Autrefois les seules connaissances médicales qu’elles avaient étaient leur propre expérience. Elles étaient élues par l’ensemble des honnêtes femmes de la paroisse. Elle devait ensuite prêter serment. On demandait à la sage-femme d’avoir une moralité exemplaire, qui passait donc par le mariage, mais aussi d’avoir été mère elle-même. Les accoucheuses à leur élection avaient en général entre 45 et 50 ans, mais il pouvait arriver qu’elles soient plus jeunes. Mais surtout elles devaient savoir ondoyer l’enfant en cas de nécessité car, sans baptême, il allait errer dans les limbes sans pouvoir rejoindre le paradis.
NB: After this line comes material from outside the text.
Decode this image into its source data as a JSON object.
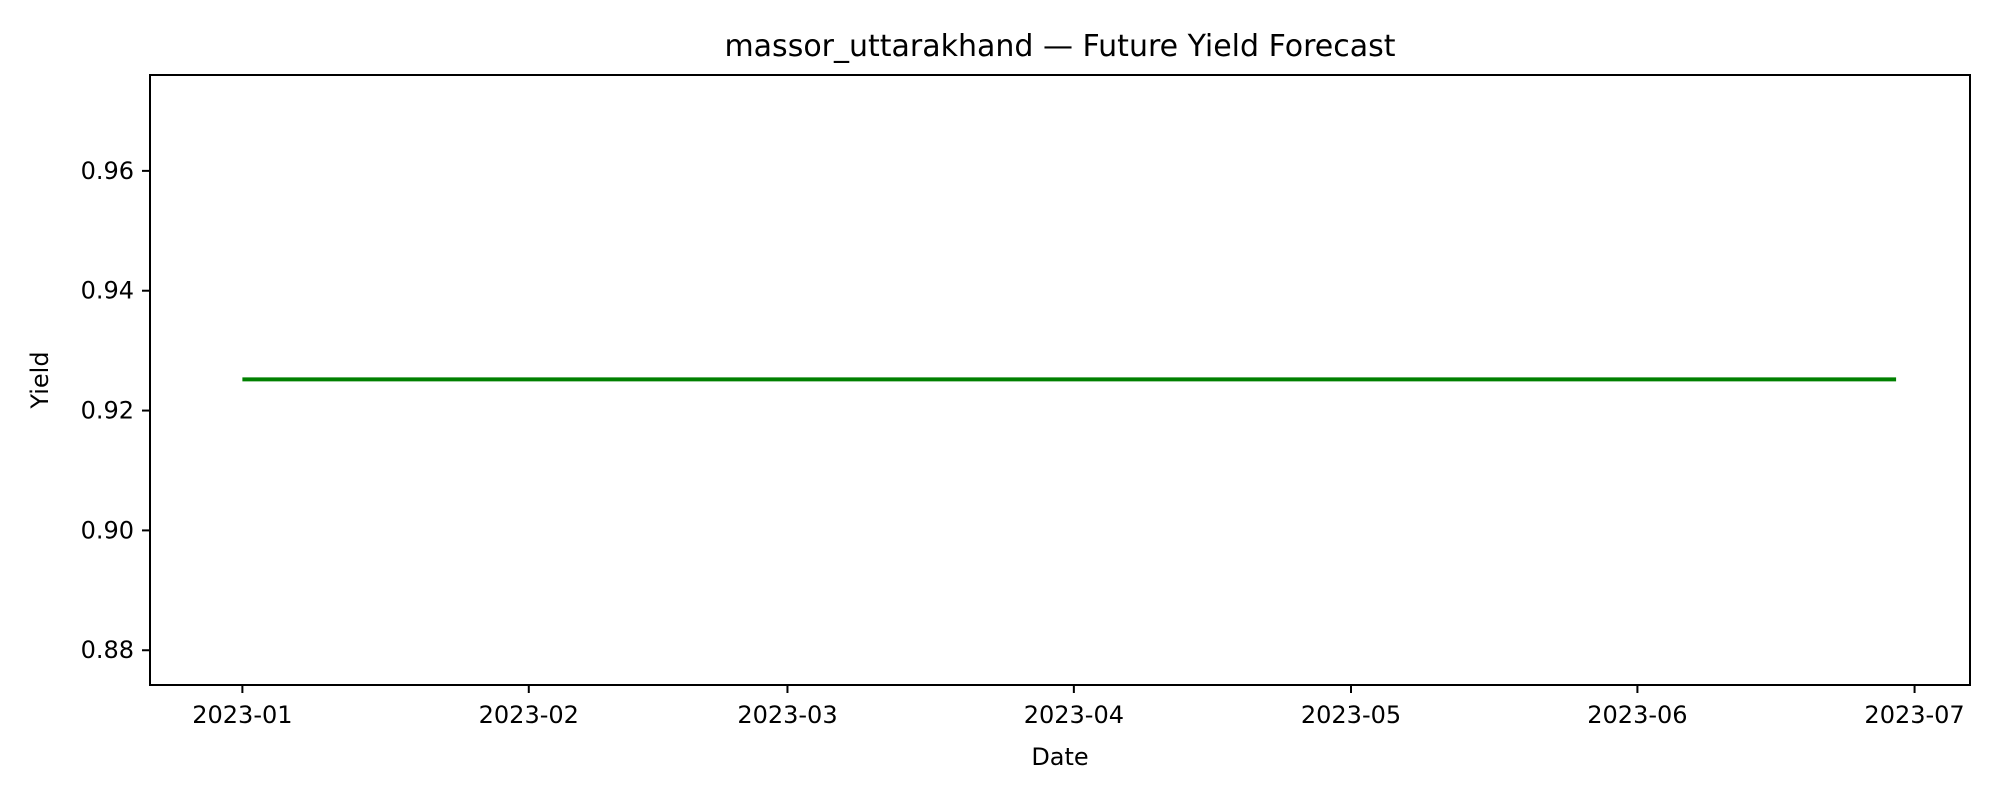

C’est ainsi que Marie Rateau a été élue le 19 avril 1713 à l’issue de la messe pour être la sage-femme du village. Marie Rateau est née vers 1667 (les registres étant lacunaires, on n’a pas la date précise), elle se marie le 20 novembre 1696 avec Jean Chiquet et aura 4 enfants. Elle devient veuve à 38 ans en mars 1705.
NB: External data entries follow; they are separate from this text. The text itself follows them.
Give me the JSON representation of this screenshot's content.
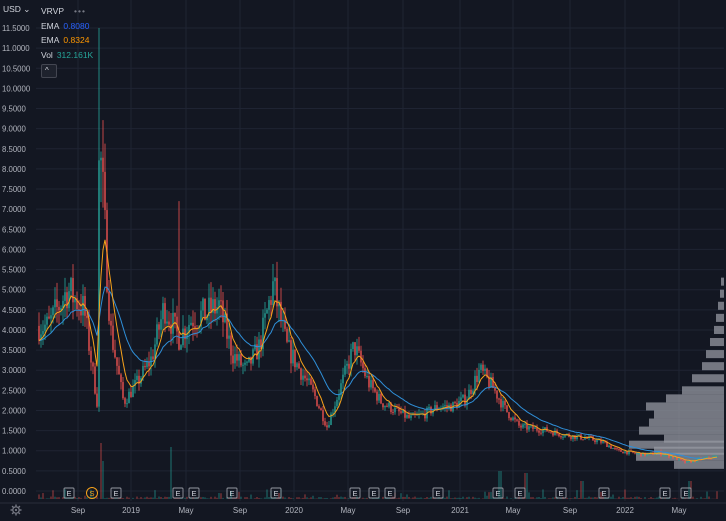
{
  "currency": {
    "label": "USD ⌄"
  },
  "legend": {
    "symbol": "VRVP",
    "more_icon": "ellipsis-icon",
    "ema1": {
      "label": "EMA",
      "value": "0.8080",
      "color": "#2962ff"
    },
    "ema2": {
      "label": "EMA",
      "value": "0.8324",
      "color": "#ff9800"
    },
    "vol": {
      "label": "Vol",
      "value": "312.161K",
      "color": "#26a69a"
    },
    "collapse_icon": "chevron-up-icon"
  },
  "colors": {
    "background": "#131722",
    "grid": "#1f2433",
    "up": "#26a69a",
    "down": "#ef5350",
    "ema_fast": "#f7a21b",
    "ema_slow": "#2f8fd8",
    "volume_profile": "#9598a1",
    "axis_text": "#b2b5be"
  },
  "settings_icon": "gear-icon",
  "chart_data": {
    "type": "candlestick",
    "y_axis": {
      "ticks": [
        "11.5000",
        "11.0000",
        "10.5000",
        "10.0000",
        "9.5000",
        "9.0000",
        "8.5000",
        "8.0000",
        "7.5000",
        "7.0000",
        "6.5000",
        "6.0000",
        "5.5000",
        "5.0000",
        "4.5000",
        "4.0000",
        "3.5000",
        "3.0000",
        "2.5000",
        "2.0000",
        "1.5000",
        "1.0000",
        "0.5000",
        "0.0000"
      ],
      "ylim": [
        0,
        11.5
      ]
    },
    "x_axis": {
      "ticks": [
        "Sep",
        "2019",
        "May",
        "Sep",
        "2020",
        "May",
        "Sep",
        "2021",
        "May",
        "Sep",
        "2022",
        "May"
      ]
    },
    "series": [
      {
        "name": "EMA",
        "value": "0.8080"
      },
      {
        "name": "EMA",
        "value": "0.8324"
      },
      {
        "name": "Vol",
        "value": "312.161K"
      }
    ],
    "price_path": [
      [
        "2018-07",
        4.1
      ],
      [
        "2018-08",
        5.0
      ],
      [
        "2018-09",
        4.5
      ],
      [
        "2018-10",
        2.2
      ],
      [
        "2018-10-20",
        8.8
      ],
      [
        "2018-11",
        4.0
      ],
      [
        "2018-12",
        2.2
      ],
      [
        "2019-01",
        2.7
      ],
      [
        "2019-02",
        3.3
      ],
      [
        "2019-03",
        4.6
      ],
      [
        "2019-04",
        3.8
      ],
      [
        "2019-05",
        4.3
      ],
      [
        "2019-06",
        4.4
      ],
      [
        "2019-07",
        4.6
      ],
      [
        "2019-08",
        3.4
      ],
      [
        "2019-09",
        3.0
      ],
      [
        "2019-10",
        3.6
      ],
      [
        "2019-11",
        5.1
      ],
      [
        "2019-12",
        3.6
      ],
      [
        "2020-01",
        3.0
      ],
      [
        "2020-02",
        2.4
      ],
      [
        "2020-03",
        1.6
      ],
      [
        "2020-04",
        2.6
      ],
      [
        "2020-05",
        3.6
      ],
      [
        "2020-06",
        2.7
      ],
      [
        "2020-07",
        2.2
      ],
      [
        "2020-08",
        2.0
      ],
      [
        "2020-09",
        1.8
      ],
      [
        "2020-10",
        1.9
      ],
      [
        "2020-11",
        2.1
      ],
      [
        "2020-12",
        2.1
      ],
      [
        "2021-01",
        2.3
      ],
      [
        "2021-02",
        3.0
      ],
      [
        "2021-03",
        2.6
      ],
      [
        "2021-04",
        2.0
      ],
      [
        "2021-05",
        1.6
      ],
      [
        "2021-06",
        1.55
      ],
      [
        "2021-07",
        1.5
      ],
      [
        "2021-08",
        1.4
      ],
      [
        "2021-09",
        1.35
      ],
      [
        "2021-10",
        1.3
      ],
      [
        "2021-11",
        1.2
      ],
      [
        "2021-12",
        1.0
      ],
      [
        "2022-01",
        0.95
      ],
      [
        "2022-02",
        0.9
      ],
      [
        "2022-03",
        0.95
      ],
      [
        "2022-04",
        0.85
      ],
      [
        "2022-05",
        0.7
      ],
      [
        "2022-06",
        0.8
      ],
      [
        "2022-07",
        0.85
      ]
    ],
    "spikes": [
      {
        "date": "2018-10-20",
        "high": 11.5
      },
      {
        "date": "2019-04",
        "high": 7.2
      }
    ],
    "event_markers": [
      "E",
      "S",
      "E",
      "E",
      "E",
      "E",
      "E",
      "E",
      "E",
      "E",
      "E",
      "E",
      "E",
      "E",
      "E",
      "E",
      "E"
    ]
  }
}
Une de ses filles, Jeanne Chiquet (1703-1766) épouse d’Etienne Lalevée, deviendra à son tour sage-femme au milieu du XVIIIè siècle. Puis la fille de Jeanne, Catherine Lalevée (1723-?) épouse de Jean Giffard, lui succédera à la fin du même siècle.
Jeanne Dumont (1762-1837) épouse de Jean Feuillard, une arrière petite-fille de Marie Rateau, va aussi exercer, au début du XIXè siècle, le même métier qu’elle transmettra à sa propre fille Madeleine Feuillard (vers 1794-1869). Madeleine Feuillard épouse Pierre Martinet, tailleur de pierres.
Françoise Martinet (1822- ?) épouse de Jean-Baptiste Martin exerce dans les années 1870. Elle est la fille de Pierre Martinet et Madeleine Feuillard.
Il y a donc eu 6 femmes de la même famille qui ont exercé le métier de sage-femme dans le village.